Chief deputy treasurer retires after 31 years, Carson City resident takes over

Photo courtesy of Carson City. Retiring Chief Deputy Treasurer Beth Huck, left, and newly appointed Chief Deputy Treasurer Amber LaFollette, right.

Photo courtesy of Carson City. Retiring Chief Deputy Treasurer Beth Huck, left, and newly appointed Chief Deputy Treasurer Amber LaFollette, right.

The Carson City Treasurer’s Office – responsible for tax collection – has a new chief deputy after the retirement of a veteran in the relatively small office.
After 31 years of service, Chief Deputy Treasurer Beth Huck retired from her position on Sept. 14.
“She will be sorely and hugely missed,” Treasurer Andrew Rasor said by phone Monday.
Huck began her career with the treasurer’s office in 1991 as an accounting technician under then-Treasurer Ted Thornton, according to a press release issued by the city. During her 31 years, Huck assumed six positions until becoming chief deputy treasurer under former Treasurer Al Kramer, where she continued under former Treasurer Gayle Robertson and then Rasor.
“A lot of institutional knowledge and experience have left the office,” Rasor said. “Nowadays, you don’t find too many employees who stay in the same office for 31 years. She learned everything. She knows all facets.”
Assuming Huck’s position is 1997 Carson High graduate Amber LaFollette.
“I have some huge shoes to fill,” LaFollette said by phone. “I hope I can meet the bar she set because she set it high.”
LaFollette graduated from Western Nevada College, where she made the Dean’s List.
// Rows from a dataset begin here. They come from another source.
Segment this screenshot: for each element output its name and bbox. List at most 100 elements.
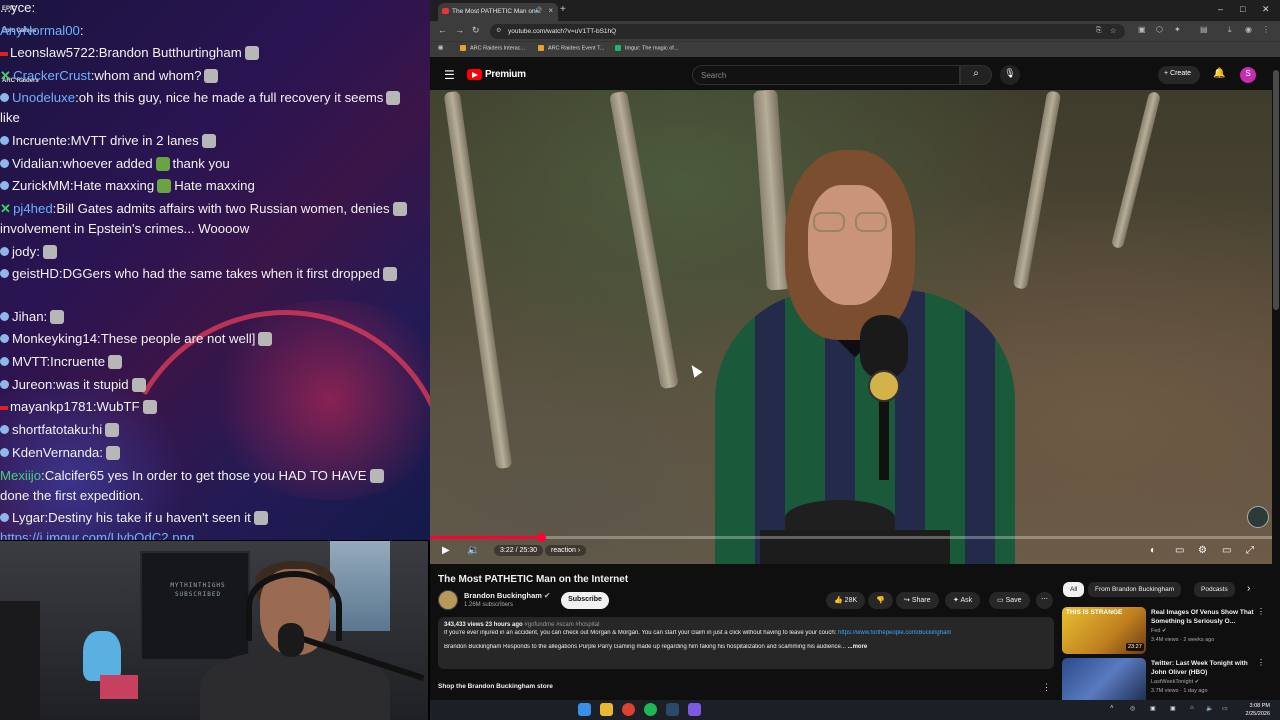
- spotify-icon[interactable]: [644, 703, 657, 716]
- site-info-icon[interactable]: ⚙: [496, 27, 501, 34]
- chevron-right-icon[interactable]: ›: [1247, 583, 1250, 594]
- tray-chevron-icon[interactable]: ˄: [1110, 705, 1114, 711]
- chat-username[interactable]: Incruente: [12, 133, 67, 148]
- save-button[interactable]: ▭ Save: [989, 592, 1030, 609]
- volume-icon[interactable]: 🔈: [1206, 705, 1213, 712]
- voice-search-button[interactable]: 🎙: [1000, 65, 1020, 85]
- more-actions-icon[interactable]: ⋯: [1036, 592, 1053, 609]
- browser-menu-icon[interactable]: ⋮: [1262, 25, 1270, 34]
- fullscreen-icon[interactable]: ⤢: [1246, 545, 1254, 556]
- chat-username[interactable]: Jureon: [12, 377, 52, 392]
- scrollbar-thumb[interactable]: [1273, 70, 1279, 310]
- chat-username[interactable]: jody: [12, 244, 36, 259]
- sponsor-link[interactable]: https://www.forthepeople.com/Buckingham: [838, 630, 951, 636]
- account-avatar[interactable]: S: [1240, 67, 1256, 83]
- channel-name[interactable]: Brandon Buckingham ✔: [464, 591, 550, 600]
- chat-username[interactable]: ...yce: [0, 0, 32, 15]
- tab-close-button[interactable]: ×: [548, 6, 553, 15]
- progress-bar[interactable]: [430, 533, 1272, 542]
- more-options-icon[interactable]: ⋮: [1257, 607, 1265, 616]
- bookmark-star-icon[interactable]: ☆: [1110, 27, 1116, 35]
- subscribe-button[interactable]: Subscribe: [561, 592, 609, 609]
- profile-icon[interactable]: ◉: [1245, 25, 1252, 34]
- new-tab-button[interactable]: +: [560, 4, 566, 15]
- maximize-button[interactable]: □: [1240, 4, 1245, 14]
- video-thumbnail[interactable]: [1062, 658, 1146, 705]
- chat-link[interactable]: https://i.imgur.com/UvbQdC2.png: [0, 530, 194, 540]
- bookmark-arc-interactive[interactable]: ARC Raiders Interac...: [460, 45, 525, 51]
- chip-podcasts[interactable]: Podcasts: [1194, 582, 1235, 597]
- dislike-button[interactable]: 👎: [868, 592, 893, 609]
- hashtags[interactable]: #gofundme #scam #hospital: [524, 622, 599, 628]
- recommended-video[interactable]: THIS IS STRANGE 23:27 Real Images Of Ven…: [1062, 607, 1267, 655]
- back-icon[interactable]: ←: [438, 25, 447, 35]
- chat-username[interactable]: pj4hed: [13, 201, 53, 216]
- theater-mode-icon[interactable]: ▭: [1222, 545, 1231, 556]
- tray-app-icon[interactable]: ▣: [1150, 705, 1156, 712]
- tray-app-icon[interactable]: ▣: [1170, 705, 1176, 712]
- channel-watermark-icon[interactable]: [1247, 506, 1269, 528]
- notifications-bell-icon[interactable]: 🔔: [1213, 68, 1225, 79]
- chat-username[interactable]: Monkeyking14: [12, 331, 97, 346]
- extension-icon[interactable]: ⬡: [1156, 25, 1163, 34]
- show-more-button[interactable]: ...more: [848, 644, 868, 650]
- forward-icon[interactable]: →: [455, 25, 464, 35]
- captions-icon[interactable]: ▭: [1175, 545, 1184, 556]
- channel-avatar[interactable]: [438, 590, 458, 610]
- play-icon[interactable]: ▶: [442, 545, 450, 556]
- chat-username[interactable]: Lygar: [12, 510, 45, 525]
- extensions-puzzle-icon[interactable]: ✦: [1174, 25, 1181, 34]
- network-icon[interactable]: ⌂: [1190, 705, 1194, 711]
- app-icon[interactable]: [688, 703, 701, 716]
- youtube-premium-brand[interactable]: Premium: [485, 69, 526, 80]
- chat-username[interactable]: CrackerCrust: [13, 68, 91, 83]
- chat-username[interactable]: AnyNormal00: [0, 23, 80, 38]
- minimize-button[interactable]: –: [1218, 4, 1223, 14]
- system-clock[interactable]: 3:08 PM 2/25/2026: [1238, 702, 1270, 718]
- create-button[interactable]: + Create: [1158, 66, 1200, 84]
- volume-icon[interactable]: 🔉: [467, 545, 479, 556]
- hamburger-menu-icon[interactable]: ☰: [444, 68, 455, 82]
- apps-grid-icon[interactable]: ▦: [438, 45, 443, 51]
- windows-start-icon[interactable]: [578, 703, 591, 716]
- steam-icon[interactable]: [666, 703, 679, 716]
- reload-icon[interactable]: ↻: [472, 25, 480, 36]
- description-box[interactable]: 343,433 views 23 hours ago #gofundme #sc…: [438, 617, 1054, 669]
- chip-from-channel[interactable]: From Brandon Buckingham: [1088, 582, 1182, 597]
- video-player[interactable]: ▶ 🔉 3:22 / 25:30 reaction › ◐ ▭ ⚙ ▭ ⤢: [430, 90, 1272, 564]
- chat-username[interactable]: Mexiijo: [0, 468, 41, 483]
- recommended-video[interactable]: Twitter: Last Week Tonight with John Oli…: [1062, 658, 1267, 706]
- sidebar-icon[interactable]: ▤: [1200, 25, 1208, 34]
- settings-gear-icon[interactable]: ⚙: [1198, 545, 1207, 556]
- search-input[interactable]: Search: [692, 65, 960, 85]
- chat-username[interactable]: mayankp1781: [10, 399, 93, 414]
- tab-youtube[interactable]: The Most PATHETIC Man on... 🔊 ×: [438, 3, 558, 21]
- downloads-icon[interactable]: ⤓: [1228, 25, 1232, 35]
- chat-username[interactable]: Vidalian: [12, 156, 59, 171]
- file-explorer-icon[interactable]: [600, 703, 613, 716]
- share-button[interactable]: ↪ Share: [896, 592, 939, 609]
- chat-username[interactable]: Unodeluxe: [12, 90, 75, 105]
- chip-all[interactable]: All: [1063, 582, 1085, 597]
- youtube-logo-icon[interactable]: [467, 69, 482, 80]
- page-scrollbar[interactable]: [1272, 60, 1280, 700]
- tray-app-icon[interactable]: ◎: [1130, 705, 1135, 712]
- chat-username[interactable]: ZurickMM: [12, 178, 70, 193]
- store-more-icon[interactable]: ⋮: [1042, 682, 1051, 693]
- speaker-icon[interactable]: 🔊: [535, 7, 542, 14]
- chrome-icon[interactable]: [622, 703, 635, 716]
- ask-button[interactable]: ✦ Ask: [945, 592, 981, 609]
- address-bar[interactable]: ⚙ youtube.com/watch?v=uV1TT-bS1hQ ⎘ ☆: [490, 24, 1125, 39]
- close-window-button[interactable]: ✕: [1262, 4, 1270, 15]
- chapter-button[interactable]: reaction ›: [545, 545, 587, 556]
- chat-username[interactable]: shortfatotaku: [12, 422, 88, 437]
- more-options-icon[interactable]: ⋮: [1257, 658, 1265, 667]
- chat-username[interactable]: Leonslaw5722: [10, 45, 95, 60]
- bookmark-arc-event[interactable]: ARC Raiders Event T...: [538, 45, 604, 51]
- search-button[interactable]: ⌕: [960, 65, 992, 85]
- install-icon[interactable]: ⎘: [1096, 27, 1102, 35]
- extension-icon[interactable]: ▣: [1138, 25, 1146, 34]
- battery-icon[interactable]: ▭: [1222, 705, 1228, 712]
- like-button[interactable]: 👍 28K: [826, 592, 866, 609]
- autoplay-toggle-icon[interactable]: ◐: [1150, 545, 1156, 556]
She began her career in public service with the Nevada Commission on Peace Officers Standards in 1999. She was later promoted through the ranks with the Nevada Department of Motor Vehicles and the Nevada Secretary of State’s Office until she left public service to open and operate her own business from 2006 to 2016.
In 2016, LaFollette returned to public service with the Nevada Division of Health Care Finance and Policy, where she worked as an administrative aide and management analyst. In 2019, she accepted a position as a grant analyst with Carson City Health and Human Services, where she administered numerous state and federal accounts, interlocal agreements, and revenue accounts until she transferred to the treasurer’s office as an accountant in July 2021.

Counting himself, Rasor said there are six full-time employees in the treasurer’s office, small for “the amount of duties we have.” For property taxes this fiscal year, for example, the office billed more than 19,800 parcels for roughly $57 million. And their collection rate remains close to 100 percent, Rasor said. The office also collects personal property taxes, water and sewer use fees, landfill fees, parking fines, franchise fees, rents, and the consolidated taxes from the state, such as sales tax, gas tax, and gaming tax, according to the treasurer’s website.

Rasor said one challenge going forward is adapting to new technology.

“A lot of that comes with trial and error, learning new systems,” he said, “but we definitely want to make sure we’re providing a quality product for Carson City and customers.”

LaFollette said she looks forward to the future.

“I’m confident in our ability to move into the next chapter and continue the best level of service for all residents,” she said.